There are many other files in the format, such as Html,xml, database and so on. These files are read and written in the same way as in python . There is no longer a description here.

Python Data analysis: Data loading, storage and file formats

Related Article

Contact Us

The content source of this page is from Internet, which doesn't represent Alibaba Cloud's opinion; products and services mentioned on that page don't have any relationship with Alibaba Cloud. If the content of the page makes you feel confusing, please write us an email, we will handle the problem within 5 days after receiving your email.
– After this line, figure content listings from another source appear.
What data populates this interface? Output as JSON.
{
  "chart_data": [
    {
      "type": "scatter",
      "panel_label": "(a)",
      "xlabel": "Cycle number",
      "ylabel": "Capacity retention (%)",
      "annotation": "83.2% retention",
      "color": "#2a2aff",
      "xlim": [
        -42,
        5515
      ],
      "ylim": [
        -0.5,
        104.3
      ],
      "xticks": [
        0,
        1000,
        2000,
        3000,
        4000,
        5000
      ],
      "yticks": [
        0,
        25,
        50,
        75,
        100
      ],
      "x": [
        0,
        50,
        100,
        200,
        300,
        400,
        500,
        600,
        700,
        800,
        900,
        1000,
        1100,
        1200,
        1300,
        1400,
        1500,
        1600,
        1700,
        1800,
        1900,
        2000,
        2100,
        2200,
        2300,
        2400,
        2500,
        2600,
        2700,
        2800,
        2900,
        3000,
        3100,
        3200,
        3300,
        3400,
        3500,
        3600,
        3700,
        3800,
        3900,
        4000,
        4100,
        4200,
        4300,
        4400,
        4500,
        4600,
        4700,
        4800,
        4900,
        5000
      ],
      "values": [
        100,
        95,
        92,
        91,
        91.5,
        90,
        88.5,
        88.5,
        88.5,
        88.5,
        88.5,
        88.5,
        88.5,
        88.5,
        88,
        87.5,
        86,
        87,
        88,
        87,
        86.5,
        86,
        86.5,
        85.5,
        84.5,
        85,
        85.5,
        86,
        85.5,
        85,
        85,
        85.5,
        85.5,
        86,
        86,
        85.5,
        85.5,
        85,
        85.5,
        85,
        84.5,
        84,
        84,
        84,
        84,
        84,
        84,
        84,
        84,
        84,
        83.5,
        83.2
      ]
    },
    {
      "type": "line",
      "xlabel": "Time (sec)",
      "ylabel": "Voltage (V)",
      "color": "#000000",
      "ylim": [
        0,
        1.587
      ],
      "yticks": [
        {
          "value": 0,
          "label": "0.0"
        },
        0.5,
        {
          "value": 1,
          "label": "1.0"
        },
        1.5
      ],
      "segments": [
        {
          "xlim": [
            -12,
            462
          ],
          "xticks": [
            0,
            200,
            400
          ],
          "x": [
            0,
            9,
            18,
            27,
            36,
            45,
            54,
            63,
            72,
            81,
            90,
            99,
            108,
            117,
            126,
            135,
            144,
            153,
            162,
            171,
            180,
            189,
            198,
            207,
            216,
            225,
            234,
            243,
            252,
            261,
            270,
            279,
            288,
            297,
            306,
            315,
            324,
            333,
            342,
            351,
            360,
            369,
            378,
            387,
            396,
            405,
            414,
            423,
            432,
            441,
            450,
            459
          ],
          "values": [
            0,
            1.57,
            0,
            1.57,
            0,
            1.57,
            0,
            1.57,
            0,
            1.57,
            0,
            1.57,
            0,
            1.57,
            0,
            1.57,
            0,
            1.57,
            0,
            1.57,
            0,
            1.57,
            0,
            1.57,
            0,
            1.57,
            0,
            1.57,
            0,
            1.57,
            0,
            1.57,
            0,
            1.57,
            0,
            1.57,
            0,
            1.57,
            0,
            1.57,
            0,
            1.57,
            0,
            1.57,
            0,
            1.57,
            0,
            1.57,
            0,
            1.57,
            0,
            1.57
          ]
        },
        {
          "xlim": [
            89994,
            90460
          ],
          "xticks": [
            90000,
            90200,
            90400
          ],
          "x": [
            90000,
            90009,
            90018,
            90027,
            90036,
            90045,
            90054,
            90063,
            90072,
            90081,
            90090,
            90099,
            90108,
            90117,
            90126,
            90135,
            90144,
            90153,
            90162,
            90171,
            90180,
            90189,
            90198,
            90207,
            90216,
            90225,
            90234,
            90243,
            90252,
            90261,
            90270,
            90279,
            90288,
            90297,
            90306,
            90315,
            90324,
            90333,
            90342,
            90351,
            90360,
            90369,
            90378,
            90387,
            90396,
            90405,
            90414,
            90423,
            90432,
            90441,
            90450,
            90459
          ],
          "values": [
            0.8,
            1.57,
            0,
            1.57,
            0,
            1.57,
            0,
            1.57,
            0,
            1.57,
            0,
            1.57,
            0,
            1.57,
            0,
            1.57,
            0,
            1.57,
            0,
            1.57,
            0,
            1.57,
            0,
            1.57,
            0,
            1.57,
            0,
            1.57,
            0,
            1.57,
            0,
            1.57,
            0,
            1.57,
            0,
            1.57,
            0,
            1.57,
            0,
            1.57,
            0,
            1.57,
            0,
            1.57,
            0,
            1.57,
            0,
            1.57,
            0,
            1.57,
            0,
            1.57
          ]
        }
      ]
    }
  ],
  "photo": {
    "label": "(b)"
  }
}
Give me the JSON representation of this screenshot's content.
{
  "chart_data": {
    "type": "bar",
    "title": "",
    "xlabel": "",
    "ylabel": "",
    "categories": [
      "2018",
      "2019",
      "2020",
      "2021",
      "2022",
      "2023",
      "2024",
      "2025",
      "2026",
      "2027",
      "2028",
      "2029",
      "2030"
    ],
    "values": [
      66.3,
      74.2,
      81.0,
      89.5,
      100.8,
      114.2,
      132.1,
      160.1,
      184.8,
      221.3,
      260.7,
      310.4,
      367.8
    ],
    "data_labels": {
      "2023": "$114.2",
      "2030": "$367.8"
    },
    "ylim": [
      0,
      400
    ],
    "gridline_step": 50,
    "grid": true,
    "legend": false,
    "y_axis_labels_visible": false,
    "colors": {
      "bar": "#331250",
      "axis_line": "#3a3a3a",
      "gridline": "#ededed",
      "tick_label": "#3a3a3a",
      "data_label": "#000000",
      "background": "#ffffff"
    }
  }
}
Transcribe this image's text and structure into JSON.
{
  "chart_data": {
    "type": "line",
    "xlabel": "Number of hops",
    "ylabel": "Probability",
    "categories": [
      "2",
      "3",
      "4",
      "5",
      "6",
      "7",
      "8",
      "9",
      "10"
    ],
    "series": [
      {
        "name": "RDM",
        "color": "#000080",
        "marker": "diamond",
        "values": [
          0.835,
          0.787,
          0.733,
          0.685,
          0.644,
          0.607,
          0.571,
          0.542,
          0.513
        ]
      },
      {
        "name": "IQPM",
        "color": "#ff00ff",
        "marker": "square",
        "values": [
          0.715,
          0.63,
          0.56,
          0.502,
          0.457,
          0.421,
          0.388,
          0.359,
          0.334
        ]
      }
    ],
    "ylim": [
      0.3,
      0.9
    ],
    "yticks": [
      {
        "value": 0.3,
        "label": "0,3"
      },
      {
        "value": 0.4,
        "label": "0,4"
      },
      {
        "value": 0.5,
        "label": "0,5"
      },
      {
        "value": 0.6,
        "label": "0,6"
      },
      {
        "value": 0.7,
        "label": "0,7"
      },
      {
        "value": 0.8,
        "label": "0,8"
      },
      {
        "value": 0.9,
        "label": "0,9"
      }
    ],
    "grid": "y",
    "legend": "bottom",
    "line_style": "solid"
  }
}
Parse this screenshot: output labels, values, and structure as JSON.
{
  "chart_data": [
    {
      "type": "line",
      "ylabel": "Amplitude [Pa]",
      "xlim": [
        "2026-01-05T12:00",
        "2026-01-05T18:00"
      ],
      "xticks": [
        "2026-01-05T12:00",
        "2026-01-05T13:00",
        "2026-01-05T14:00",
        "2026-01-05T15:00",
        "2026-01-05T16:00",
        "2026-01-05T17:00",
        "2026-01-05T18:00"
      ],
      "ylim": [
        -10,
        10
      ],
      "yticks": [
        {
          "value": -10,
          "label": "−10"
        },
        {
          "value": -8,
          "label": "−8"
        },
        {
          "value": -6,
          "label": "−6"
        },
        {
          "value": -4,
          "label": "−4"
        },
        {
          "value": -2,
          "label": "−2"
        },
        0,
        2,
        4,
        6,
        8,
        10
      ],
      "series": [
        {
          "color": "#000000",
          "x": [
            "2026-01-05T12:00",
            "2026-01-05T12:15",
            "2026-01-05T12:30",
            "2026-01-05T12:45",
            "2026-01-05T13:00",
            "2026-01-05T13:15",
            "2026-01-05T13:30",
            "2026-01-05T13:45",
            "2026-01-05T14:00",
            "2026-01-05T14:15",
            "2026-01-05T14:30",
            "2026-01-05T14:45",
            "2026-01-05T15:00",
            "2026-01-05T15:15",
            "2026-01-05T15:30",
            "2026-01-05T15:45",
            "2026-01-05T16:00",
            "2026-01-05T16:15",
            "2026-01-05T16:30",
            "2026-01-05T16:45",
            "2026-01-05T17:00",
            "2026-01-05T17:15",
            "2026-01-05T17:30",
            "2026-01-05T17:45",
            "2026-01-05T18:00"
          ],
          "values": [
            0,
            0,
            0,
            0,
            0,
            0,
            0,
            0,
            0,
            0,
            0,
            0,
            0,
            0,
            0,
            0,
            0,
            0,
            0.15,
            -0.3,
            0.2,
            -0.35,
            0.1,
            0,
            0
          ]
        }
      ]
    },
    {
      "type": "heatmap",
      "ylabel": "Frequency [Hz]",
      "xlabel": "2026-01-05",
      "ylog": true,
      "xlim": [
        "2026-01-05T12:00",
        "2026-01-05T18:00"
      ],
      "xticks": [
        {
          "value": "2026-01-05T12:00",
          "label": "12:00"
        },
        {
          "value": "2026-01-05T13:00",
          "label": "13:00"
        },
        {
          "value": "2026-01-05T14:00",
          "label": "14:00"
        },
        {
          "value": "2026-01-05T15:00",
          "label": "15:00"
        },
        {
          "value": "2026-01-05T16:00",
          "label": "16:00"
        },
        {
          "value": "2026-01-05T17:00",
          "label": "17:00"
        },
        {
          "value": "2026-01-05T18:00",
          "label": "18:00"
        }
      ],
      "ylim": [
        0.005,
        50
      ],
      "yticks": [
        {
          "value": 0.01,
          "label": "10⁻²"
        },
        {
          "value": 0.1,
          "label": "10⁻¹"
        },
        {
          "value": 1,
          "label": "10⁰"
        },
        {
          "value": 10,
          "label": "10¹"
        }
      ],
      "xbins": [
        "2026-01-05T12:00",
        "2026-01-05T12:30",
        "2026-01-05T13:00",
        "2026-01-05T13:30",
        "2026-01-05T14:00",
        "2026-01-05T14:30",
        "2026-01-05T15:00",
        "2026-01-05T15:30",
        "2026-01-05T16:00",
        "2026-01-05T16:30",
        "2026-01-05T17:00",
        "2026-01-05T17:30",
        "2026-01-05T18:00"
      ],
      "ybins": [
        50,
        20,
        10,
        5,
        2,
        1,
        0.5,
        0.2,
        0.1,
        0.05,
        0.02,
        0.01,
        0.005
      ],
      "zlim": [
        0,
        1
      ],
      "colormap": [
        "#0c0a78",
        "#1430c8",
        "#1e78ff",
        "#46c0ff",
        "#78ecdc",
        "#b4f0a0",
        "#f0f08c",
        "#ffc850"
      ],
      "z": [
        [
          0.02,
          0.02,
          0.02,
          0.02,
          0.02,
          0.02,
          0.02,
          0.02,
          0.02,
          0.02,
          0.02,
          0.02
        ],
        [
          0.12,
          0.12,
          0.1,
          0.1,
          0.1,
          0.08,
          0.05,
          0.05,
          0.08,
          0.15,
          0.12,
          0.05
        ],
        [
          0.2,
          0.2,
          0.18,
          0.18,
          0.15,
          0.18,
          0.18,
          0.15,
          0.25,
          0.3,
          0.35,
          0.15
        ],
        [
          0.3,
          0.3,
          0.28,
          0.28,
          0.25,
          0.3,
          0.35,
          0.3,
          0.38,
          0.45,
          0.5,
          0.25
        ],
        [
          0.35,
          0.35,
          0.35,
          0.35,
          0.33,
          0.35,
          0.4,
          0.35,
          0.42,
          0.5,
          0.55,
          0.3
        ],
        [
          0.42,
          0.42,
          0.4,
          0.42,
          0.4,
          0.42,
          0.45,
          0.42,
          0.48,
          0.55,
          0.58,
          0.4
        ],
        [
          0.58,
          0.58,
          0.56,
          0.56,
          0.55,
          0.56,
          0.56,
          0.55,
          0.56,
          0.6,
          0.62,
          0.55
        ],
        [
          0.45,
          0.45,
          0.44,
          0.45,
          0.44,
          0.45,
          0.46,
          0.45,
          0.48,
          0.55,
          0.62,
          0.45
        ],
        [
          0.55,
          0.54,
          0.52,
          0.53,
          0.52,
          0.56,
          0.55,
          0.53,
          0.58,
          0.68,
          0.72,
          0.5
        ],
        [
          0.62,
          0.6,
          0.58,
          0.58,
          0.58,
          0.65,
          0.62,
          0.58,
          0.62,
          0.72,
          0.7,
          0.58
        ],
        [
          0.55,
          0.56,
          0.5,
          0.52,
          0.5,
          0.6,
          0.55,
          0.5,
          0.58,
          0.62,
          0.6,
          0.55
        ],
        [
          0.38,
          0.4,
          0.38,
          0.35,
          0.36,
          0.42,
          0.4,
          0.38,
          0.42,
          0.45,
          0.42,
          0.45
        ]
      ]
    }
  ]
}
If you find any instances of plagiarism from the community, please send an email to: info-contact@alibabacloud.com and provide relevant evidence. A staff member will contact you within 5 working days.

A Free Trial That Lets You Build Big!

Start building with 50+ products and up to 12 months usage for Elastic Compute Service

  • Sales Support

    1 on 1 presale consultation

  • After-Sales Support

    24/7 Technical Support 6 Free Tickets per Quarter Faster Response

  • Alibaba Cloud offers highly flexible support services tailored to meet your exact needs.